L'indivisaire qui use ou jouit privativement de la chose indivise est, sauf convention contraire, redevable d'une indemnité »;
Attendu que c'est par des motifs pertinents que la cour adopte que les premiers juges ont retenu que le matériel agricole commun à une valeur de 1 500 euros ;
Attendu en outre qu'il est constant que M. [M] avait seul la jouissance de ce matériel, depuis 2001, Mme [W] ayant quitté le domicile conjugal; qu'il est par conséquent redevable d'une indemnité pour jouissance privative que les premiers juges ont exactement fixée à 50 euros par mois, à compter du 10 décembre 2001;
ET AUX MOTIFS ADOPTES QUE
[X] [M] ayant conservé le matériel agricole, le premier expert a fixé l'indemnité d'occupation mensuelle à 50 euros.

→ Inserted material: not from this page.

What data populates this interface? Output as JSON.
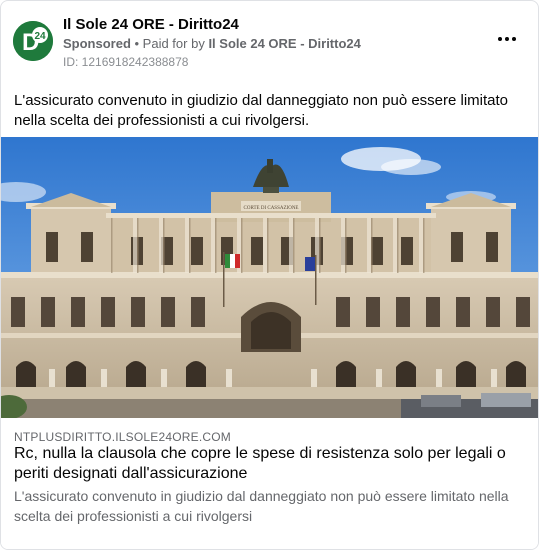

Les seconds experts ont fixé l'indemnité à 800 euros par an tout en relevant qu'il était difficile de procéder à une évaluation de ladite indemnité compte tenu de l'état du matériel. Vu la valeur du matériel, il sera retenu une indemnité de jouissance de 50 euros par mois,
ALORS QU'un indivisaire n'est redevable d'une indemnité d'occupation que s'il use ou jouit privativement de la chose indivise; que la jouissance privative d'un bien suppose l'impossibilité de droit ou de fait pour les co-indivisaires d'user de la chose ; qu'en se bornant, pour condamner M. [M] à payer une indemnité de jouissance, à relever que M. [M] avait conservé le matériel agricole et qu'il est constant que M. [M] avait seul la jouissance de ce matériel depuis 2001, Mme [W] ayant quitté le domicile conjugal, la cour d'appel qui n'a pas caractérisé l'impossibilité de droit ou de fait pour la co-indivisaire d'user de la chose, a privé sa décision de base légale au regard de l'article 815-9 du code civil.